Saatler saatleri, dakikalar dakikaları kovalamış ve Külkedisi saat tam on ikiyi vuracağı
sırada evde olması gerektiğini hatırlamış.
“Gitme!” diye seslenmiş Prens arkasından, ama Külkedisi bir an bile durmadan koşup
oradan uzaklaşmış. Sokağa çaktığında elbisesi tekrar eski elbiselerine dönüşmüş. Geriye kala
kala camdan ayakkabıların bir teki kalmış. Diğer tekini nerede kaybettiğini bilmiyormuş.
O gece Külkedisi uyuyana kadar ağlamış. Hayatının bir daha asla o geceki kadar harika
olamayacağını düşünüyormuş.
Ama bu doğru değilmiş. Ayakkabının diğer tekini sarayın merdivenlerinde bulmuşlar.
Ertesi sabah Prens ev ev dolaşıp ayakkabıyı tek tek bütün genç kızlara denetmiş. “Bu
ayakkabının dün gece karşılaştığım güzel sahibini bulamazsam yaşayamam,” demiş.
Derken Külkedisi’nin evine gelmiş. Üvey kardeşleri ayakkabıyı denemişler. Olmamış.
Ayaklarına girmemiş bile.
Prens çok üzgünmüş, çünkü uğramadığı sadece birkaç ev kalmış. Tam oradan
ayrılacakken evin hizmetçisi dikkatini çekmiş.

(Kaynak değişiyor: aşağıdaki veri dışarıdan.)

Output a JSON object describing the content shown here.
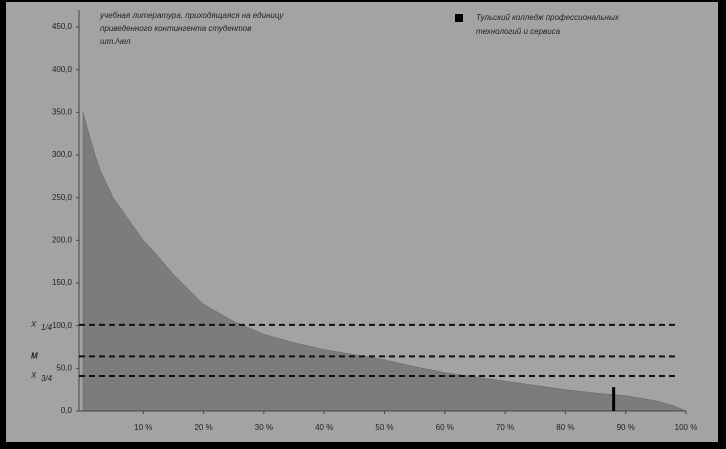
{
  "chart_data": {
    "type": "area",
    "annotation": [
      "учебная литература, приходящаяся на единицу",
      "приведенного контингента студентов",
      "шт./чел"
    ],
    "x": [
      0,
      1,
      2,
      3,
      5,
      8,
      10,
      12,
      15,
      20,
      25,
      30,
      35,
      40,
      45,
      50,
      55,
      60,
      65,
      70,
      75,
      80,
      85,
      90,
      95,
      98,
      100
    ],
    "values": [
      350,
      325,
      300,
      280,
      250,
      220,
      200,
      185,
      160,
      125,
      105,
      90,
      80,
      72,
      66,
      60,
      52,
      45,
      40,
      35,
      30,
      25,
      21,
      18,
      12,
      6,
      0
    ],
    "color": "#7c7c7c",
    "xlim": [
      0,
      100
    ],
    "xticks": [
      {
        "value": 10,
        "label": "10 %"
      },
      {
        "value": 20,
        "label": "20 %"
      },
      {
        "value": 30,
        "label": "30 %"
      },
      {
        "value": 40,
        "label": "40 %"
      },
      {
        "value": 50,
        "label": "50 %"
      },
      {
        "value": 60,
        "label": "60 %"
      },
      {
        "value": 70,
        "label": "70 %"
      },
      {
        "value": 80,
        "label": "80 %"
      },
      {
        "value": 90,
        "label": "90 %"
      },
      {
        "value": 100,
        "label": "100 %"
      }
    ],
    "ylim": [
      0,
      450
    ],
    "yticks": [
      {
        "value": 0,
        "label": "0,0"
      },
      {
        "value": 50,
        "label": "50,0"
      },
      {
        "value": 100,
        "label": "100,0"
      },
      {
        "value": 150,
        "label": "150,0"
      },
      {
        "value": 200,
        "label": "200,0"
      },
      {
        "value": 250,
        "label": "250,0"
      },
      {
        "value": 300,
        "label": "300,0"
      },
      {
        "value": 350,
        "label": "350,0"
      },
      {
        "value": 400,
        "label": "400,0"
      },
      {
        "value": 450,
        "label": "450,0"
      }
    ],
    "reference_lines": [
      {
        "label": "X",
        "sub": "1/4",
        "value": 101
      },
      {
        "label": "M",
        "value": 64
      },
      {
        "label": "X",
        "sub": "3/4",
        "value": 41
      }
    ],
    "highlight": {
      "name": "Тульский колледж профессиональных технологий и сервиса",
      "x": 88,
      "value": 28,
      "color": "#000000"
    }
  }
}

“Hanımefendi,” demiş Prens Külkedisi’ne, “bir de siz deneseniz?”
“O mu deneyecek? Ne münasebet!” diye haykırmış üvey kardeşler.
Fakat Prens ısrar etmiş. Külkedisi’nin ne kadar güzel bir kız olduğu gözünden kaçmamış.
Tabii ayakkabı Külkedisi’nin ayağına kalıp gibi oturmuş. Prens diz çöküp Külkedisi’ne
evlenme teklif ederken iki üvey kardeşe de öfke ve kıskançlıkla olanları seyretmek kalmış.
Külkedisi Prens’in teklifini tabii ki kabul etmiş.